李守仁大夫的银针,带着“济世堂”独有的仁心与精湛技艺,一根根刺入张文远周身大穴。那细若牛毛的寒芒,仿佛暂时钉住了他那正在急速流逝的生机。一番紧张的施救后,张文远喉咙里发出一声极其微弱的、如同破风箱般的呻吟,青紫的脸色稍稍回转了些许,但依旧双目紧闭,气息微弱得如同风中残烛。
李大夫额角见汗,收起银针,又开了方子,嘱咐需立刻煎服,且需有人时刻守在榻前,观察变化。他语气沉重,并未给出任何乐观的承诺,只道“尽人事,听天命”。

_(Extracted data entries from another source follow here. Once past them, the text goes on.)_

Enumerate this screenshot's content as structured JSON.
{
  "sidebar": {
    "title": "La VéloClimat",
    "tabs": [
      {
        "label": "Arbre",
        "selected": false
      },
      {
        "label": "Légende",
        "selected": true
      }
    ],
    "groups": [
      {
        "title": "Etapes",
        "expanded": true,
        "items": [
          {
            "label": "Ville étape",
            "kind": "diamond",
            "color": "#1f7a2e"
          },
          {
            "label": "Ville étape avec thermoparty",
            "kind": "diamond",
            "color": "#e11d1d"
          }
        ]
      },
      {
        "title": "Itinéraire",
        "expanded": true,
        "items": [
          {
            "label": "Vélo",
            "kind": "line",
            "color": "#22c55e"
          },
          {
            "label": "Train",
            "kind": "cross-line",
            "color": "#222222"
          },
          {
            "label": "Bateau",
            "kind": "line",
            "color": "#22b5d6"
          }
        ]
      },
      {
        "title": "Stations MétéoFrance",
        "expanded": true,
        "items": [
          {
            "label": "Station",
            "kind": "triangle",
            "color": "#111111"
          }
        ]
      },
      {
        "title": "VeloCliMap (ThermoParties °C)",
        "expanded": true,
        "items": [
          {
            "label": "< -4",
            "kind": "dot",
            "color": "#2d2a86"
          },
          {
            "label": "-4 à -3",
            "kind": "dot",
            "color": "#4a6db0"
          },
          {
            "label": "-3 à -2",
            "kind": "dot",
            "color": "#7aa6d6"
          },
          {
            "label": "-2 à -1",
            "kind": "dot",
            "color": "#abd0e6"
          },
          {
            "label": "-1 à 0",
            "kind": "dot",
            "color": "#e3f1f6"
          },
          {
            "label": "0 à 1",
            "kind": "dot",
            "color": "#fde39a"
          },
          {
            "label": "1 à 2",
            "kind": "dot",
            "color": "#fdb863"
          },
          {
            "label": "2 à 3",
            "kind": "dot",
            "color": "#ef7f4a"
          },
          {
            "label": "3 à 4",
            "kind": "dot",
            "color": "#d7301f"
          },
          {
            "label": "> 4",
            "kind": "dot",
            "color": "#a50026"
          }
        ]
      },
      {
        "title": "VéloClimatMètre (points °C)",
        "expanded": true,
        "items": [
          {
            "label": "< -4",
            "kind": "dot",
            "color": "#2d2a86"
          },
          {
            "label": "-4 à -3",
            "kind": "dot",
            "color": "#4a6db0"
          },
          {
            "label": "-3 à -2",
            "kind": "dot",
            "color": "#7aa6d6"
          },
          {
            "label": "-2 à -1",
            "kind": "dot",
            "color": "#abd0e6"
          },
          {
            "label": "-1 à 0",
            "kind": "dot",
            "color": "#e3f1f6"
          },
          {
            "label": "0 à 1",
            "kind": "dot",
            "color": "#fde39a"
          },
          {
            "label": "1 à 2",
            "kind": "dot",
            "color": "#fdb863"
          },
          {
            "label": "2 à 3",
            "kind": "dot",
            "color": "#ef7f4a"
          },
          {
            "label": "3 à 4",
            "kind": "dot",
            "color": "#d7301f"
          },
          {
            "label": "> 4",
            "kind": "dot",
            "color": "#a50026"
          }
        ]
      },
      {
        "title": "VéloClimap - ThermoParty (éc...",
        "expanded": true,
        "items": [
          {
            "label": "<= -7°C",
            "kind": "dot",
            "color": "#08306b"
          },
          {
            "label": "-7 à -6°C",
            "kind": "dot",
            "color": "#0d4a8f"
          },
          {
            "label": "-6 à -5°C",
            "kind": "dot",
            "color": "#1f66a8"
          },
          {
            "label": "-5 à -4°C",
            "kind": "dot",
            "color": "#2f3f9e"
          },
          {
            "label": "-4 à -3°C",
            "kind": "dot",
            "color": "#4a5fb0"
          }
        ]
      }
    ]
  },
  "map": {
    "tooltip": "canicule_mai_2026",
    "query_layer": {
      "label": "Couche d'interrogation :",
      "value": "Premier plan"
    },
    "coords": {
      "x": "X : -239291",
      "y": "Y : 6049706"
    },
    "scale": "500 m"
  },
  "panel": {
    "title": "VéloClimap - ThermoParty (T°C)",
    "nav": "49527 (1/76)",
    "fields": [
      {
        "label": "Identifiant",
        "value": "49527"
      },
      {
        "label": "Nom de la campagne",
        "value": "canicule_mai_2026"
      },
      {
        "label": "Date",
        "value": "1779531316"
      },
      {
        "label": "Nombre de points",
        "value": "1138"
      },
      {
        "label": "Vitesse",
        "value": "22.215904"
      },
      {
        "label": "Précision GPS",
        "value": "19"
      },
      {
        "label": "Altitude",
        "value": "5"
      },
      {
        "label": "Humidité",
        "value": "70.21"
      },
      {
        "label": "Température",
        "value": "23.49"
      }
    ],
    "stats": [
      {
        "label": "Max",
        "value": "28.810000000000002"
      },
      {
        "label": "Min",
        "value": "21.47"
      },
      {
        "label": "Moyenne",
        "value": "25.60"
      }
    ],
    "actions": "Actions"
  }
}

秀娥千恩万谢地接过方子,连忙让老管家跟着李慕白去“济世堂”抓药。李守仁又仔细叮嘱了佩兰一些照料病人的细节,尤其是如何应对可能出现的紧急状况,这才背着药箱,带着满身疲惫与凝重告辞离去。
花厅里,转眼又只剩下秀娥和佩兰,以及那个瘫在椅中、命若游丝的张文远。
炭火噼啪作响,试图驱散这屋里弥漫的死气与药味,却显得如此徒劳。先前因李家父子到来而带来的一丝忙乱与人气,随着他们的离开,迅速消散,留下的,是更深、更刺骨的寂静与无助。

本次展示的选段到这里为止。